Fortunately, good predictive analytics software will allow you to specifically identify where all your money is being made and where the areas of your business are lacking. It should also be able to provide you with a specific customer spending list based on what you’re asking for. Adept systems can actually categorize all your customer spending and break it down for you in an easy to read format that allows you to properly make future predictions.
5. Formulating Offer Intelligence
Unlike a predictive analytics platform, CRM systems cannot recommend specific offers that are unique to customer spending habits. This is a huge downside in my opinion. It is very difficult to maintain and engage repeat customers without knowing what they want.

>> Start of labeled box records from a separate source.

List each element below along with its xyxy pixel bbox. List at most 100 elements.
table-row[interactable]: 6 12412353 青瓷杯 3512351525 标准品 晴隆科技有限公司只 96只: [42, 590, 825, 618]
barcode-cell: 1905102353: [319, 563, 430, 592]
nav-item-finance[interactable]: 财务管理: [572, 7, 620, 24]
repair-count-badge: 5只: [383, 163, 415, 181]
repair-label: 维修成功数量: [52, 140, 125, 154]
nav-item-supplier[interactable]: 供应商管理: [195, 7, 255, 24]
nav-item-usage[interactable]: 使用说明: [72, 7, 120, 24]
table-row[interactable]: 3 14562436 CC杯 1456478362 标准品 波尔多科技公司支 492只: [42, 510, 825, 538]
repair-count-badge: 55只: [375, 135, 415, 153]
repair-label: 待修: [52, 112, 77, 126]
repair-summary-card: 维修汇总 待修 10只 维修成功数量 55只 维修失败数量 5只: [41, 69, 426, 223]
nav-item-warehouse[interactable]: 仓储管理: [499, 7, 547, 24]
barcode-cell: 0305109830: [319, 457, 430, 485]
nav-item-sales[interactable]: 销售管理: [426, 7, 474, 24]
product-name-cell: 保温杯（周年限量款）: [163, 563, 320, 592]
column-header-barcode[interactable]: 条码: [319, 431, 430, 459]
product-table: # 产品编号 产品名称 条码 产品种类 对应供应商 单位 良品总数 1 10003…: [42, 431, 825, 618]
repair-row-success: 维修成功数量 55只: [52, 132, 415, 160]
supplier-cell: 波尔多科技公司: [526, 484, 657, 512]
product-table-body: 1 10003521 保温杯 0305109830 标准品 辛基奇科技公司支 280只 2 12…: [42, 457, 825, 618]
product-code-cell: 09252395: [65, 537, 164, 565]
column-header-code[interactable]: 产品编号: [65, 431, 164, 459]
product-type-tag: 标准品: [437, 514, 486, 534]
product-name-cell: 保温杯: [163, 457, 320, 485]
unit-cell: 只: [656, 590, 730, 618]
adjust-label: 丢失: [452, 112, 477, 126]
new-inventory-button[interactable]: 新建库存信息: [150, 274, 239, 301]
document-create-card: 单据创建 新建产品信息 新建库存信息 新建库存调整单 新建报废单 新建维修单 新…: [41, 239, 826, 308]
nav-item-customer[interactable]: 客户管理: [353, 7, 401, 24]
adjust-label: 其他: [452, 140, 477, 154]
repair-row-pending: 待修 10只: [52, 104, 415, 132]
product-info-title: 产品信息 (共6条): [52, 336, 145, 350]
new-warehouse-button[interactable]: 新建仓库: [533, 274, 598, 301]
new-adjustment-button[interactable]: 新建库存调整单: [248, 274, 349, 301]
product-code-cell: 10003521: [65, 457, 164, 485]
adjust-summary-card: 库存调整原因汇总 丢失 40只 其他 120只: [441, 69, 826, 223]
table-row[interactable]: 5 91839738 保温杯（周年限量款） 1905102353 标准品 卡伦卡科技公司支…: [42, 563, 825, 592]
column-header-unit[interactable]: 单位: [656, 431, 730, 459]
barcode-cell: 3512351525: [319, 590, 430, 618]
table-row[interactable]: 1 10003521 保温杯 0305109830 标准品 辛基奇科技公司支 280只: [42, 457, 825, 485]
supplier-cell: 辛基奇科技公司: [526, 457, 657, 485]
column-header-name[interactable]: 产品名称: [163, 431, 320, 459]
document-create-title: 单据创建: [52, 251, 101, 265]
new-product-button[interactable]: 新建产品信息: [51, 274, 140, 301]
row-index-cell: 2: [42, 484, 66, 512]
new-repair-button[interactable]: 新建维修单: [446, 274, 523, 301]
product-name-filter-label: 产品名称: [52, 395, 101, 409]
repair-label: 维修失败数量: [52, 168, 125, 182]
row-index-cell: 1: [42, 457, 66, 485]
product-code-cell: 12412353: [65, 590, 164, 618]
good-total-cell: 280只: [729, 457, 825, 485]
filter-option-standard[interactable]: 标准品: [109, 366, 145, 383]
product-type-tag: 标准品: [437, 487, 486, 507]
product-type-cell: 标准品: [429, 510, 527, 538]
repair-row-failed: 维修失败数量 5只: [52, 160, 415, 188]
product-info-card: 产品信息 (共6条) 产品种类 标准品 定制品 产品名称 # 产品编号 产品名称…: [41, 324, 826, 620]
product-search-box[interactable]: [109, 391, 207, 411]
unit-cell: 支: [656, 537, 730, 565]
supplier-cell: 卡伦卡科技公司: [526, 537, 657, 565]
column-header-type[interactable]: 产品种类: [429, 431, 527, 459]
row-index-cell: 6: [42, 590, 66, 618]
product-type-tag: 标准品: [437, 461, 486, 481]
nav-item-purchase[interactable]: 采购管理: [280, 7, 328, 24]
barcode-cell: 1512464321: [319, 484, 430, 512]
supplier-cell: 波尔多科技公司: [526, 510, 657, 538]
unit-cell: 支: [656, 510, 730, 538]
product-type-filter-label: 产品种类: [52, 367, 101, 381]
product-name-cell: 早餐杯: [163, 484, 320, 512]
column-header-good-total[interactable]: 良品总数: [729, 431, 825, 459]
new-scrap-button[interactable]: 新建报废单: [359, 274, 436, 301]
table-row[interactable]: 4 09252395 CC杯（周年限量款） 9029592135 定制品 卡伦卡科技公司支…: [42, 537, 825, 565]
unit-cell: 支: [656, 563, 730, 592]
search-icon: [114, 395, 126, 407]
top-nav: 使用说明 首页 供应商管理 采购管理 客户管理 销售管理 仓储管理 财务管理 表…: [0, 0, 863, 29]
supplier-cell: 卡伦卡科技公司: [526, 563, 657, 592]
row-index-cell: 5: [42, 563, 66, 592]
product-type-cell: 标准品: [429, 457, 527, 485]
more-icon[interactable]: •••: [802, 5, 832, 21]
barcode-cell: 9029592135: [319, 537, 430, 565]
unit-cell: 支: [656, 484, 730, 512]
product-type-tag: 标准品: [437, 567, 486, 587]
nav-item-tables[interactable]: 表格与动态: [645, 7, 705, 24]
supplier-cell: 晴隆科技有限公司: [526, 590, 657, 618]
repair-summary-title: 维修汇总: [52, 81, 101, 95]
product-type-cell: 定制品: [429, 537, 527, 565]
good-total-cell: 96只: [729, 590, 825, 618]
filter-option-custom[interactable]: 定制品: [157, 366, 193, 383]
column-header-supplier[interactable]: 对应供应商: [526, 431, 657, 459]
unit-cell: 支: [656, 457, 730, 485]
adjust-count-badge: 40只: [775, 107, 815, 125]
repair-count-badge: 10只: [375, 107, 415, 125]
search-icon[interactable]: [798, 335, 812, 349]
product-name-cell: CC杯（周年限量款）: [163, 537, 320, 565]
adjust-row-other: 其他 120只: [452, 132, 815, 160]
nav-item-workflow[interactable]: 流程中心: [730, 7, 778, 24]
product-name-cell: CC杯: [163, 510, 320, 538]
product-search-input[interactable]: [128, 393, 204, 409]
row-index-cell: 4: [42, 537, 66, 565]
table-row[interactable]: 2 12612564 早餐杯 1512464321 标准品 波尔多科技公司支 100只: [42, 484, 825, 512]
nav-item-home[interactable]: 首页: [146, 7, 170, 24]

CRM solutions are mainly a lead management system but, let’s be honest, who wants leads when you can have buyers?
“Predictive analytics not only analyze customer actions and habits but also ‘learns’ as it goes,” notes Lang. “For instance, when an online offer is sent out to customers, or even different offers sent to varying customer segments, a predictive analytics platform can tell you who opened a particular offer, who clicked through on that offer, who redeemed that offer and, when they did, how much that customer spent—including any upsells. The data can also be finely filtered down further to key metrics like which date and day of the week a customer redeemed a particular offer. With the rich data predictive analytics provides, customers can be sent highly meaningful offers tailored specifically to their needs and, as a result, companies can more readily build stronger customer relationships that bolster the bottom line.”
Lack of quality data is usually the greatest barrier a sales-driven organization can face when deciding to implement predictive analytics. Lang underscores that “getting the most out of a predictive analytics platform requires there is actually available data on customer spending habits, the attributes of the products or services they’re buying (other than the ‘people who buy this also but this’ type of model), date ranges of their spending, and how much they spend on an average.” Some demographic information wouldn’t hurt, either, he says. “If it’s really good, the predictive analytics platform will automatically track all your customer actions from start to finish. And, although it can be very difficult to find in current predictive analytics software, a really good system will also automatically capture this data for you to automatically create unique profiles of your individual customers.”
With predictive analytics weaponry in your proverbial sales arsenal, it’s apparently a more than reasonable expectation to grow sales revenue and overall company profitability in kind.